At about age four, a lot of things start happening or changing for an infant. Some of the first memories we can remember happen around this time but perhaps the biggest jump in development has to do with understanding other people. You see, from age four onward infants no longer see the world as their oyster and realize other people can have drastically different point of views. They begin to understand that the information they have might not be shared by the person next to them and vice-versa.
Now, German researchers think they know what’s the biological mechanism that triggers this jump of out-of-mind consciousness: a critical fiber connection that consolidates as the brain matures at age 4.
Generally speaking, the ability to attribute mental states to oneself and others and to understand that others have beliefs, desires, intentions, and perspectives that are different from one’s own is called the Theory of Mind.

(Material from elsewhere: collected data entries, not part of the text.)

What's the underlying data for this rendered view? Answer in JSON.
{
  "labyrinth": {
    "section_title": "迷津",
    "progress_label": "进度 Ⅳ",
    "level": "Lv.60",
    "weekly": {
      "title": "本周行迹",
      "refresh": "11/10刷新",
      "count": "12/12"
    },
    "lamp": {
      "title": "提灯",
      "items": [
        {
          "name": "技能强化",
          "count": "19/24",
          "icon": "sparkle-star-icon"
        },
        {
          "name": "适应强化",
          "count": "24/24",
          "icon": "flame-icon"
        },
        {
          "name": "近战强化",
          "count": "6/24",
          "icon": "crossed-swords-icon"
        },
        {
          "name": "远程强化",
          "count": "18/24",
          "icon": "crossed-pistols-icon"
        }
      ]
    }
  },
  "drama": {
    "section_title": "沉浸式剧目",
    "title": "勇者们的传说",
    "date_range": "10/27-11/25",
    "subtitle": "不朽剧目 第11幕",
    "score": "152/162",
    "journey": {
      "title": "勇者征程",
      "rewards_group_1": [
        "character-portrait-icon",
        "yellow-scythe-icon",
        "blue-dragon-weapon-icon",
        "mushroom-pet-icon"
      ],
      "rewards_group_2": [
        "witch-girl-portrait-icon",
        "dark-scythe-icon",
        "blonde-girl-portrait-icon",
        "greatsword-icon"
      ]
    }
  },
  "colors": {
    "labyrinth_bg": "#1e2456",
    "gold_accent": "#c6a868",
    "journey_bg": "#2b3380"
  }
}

Children aged 4 or less seem to be devoid of this ability and, quite frankly, they’re some of the most egocentric beings. If they want a toy or something to eat, they just scream as hard as they can and give nothing in return but silence, that’s if the parents are fortunate enough. But you can’t blame them, really. They simply don’t have the mental machinery yet to ‘mind read’ other people.
For instance, when researchers showed a 3-year-old a chocolate box that contained pencils instead of chocolates and asked him what another child should expect to find in the box, the reply was ‘pencils’. A year later, around age four, the same child understood that another person must have hoped for chocolates because that’s what the box suggests.
German researchers from Leiden University now think they know what’s behind this magic transformation. Their research suggests that brain fibers start maturing in a structure called the arcuate fascicle between the ages three and four years. These fibers establish a connection between two critical brain regions: one at the back of the temporal lobe that supports ‘adult thinking’ about others and their thoughts, and another region nested in the frontal lobe that’s involved in keeping things at different levels of abstraction. This connection is what helps us understand what the real world is and what the thoughts of other people might be.
This new connection in the brain supports the ‘theory of mind’ regardless of other cognitive abilities like intelligence, language or impulse control, as reported in Nature Communications.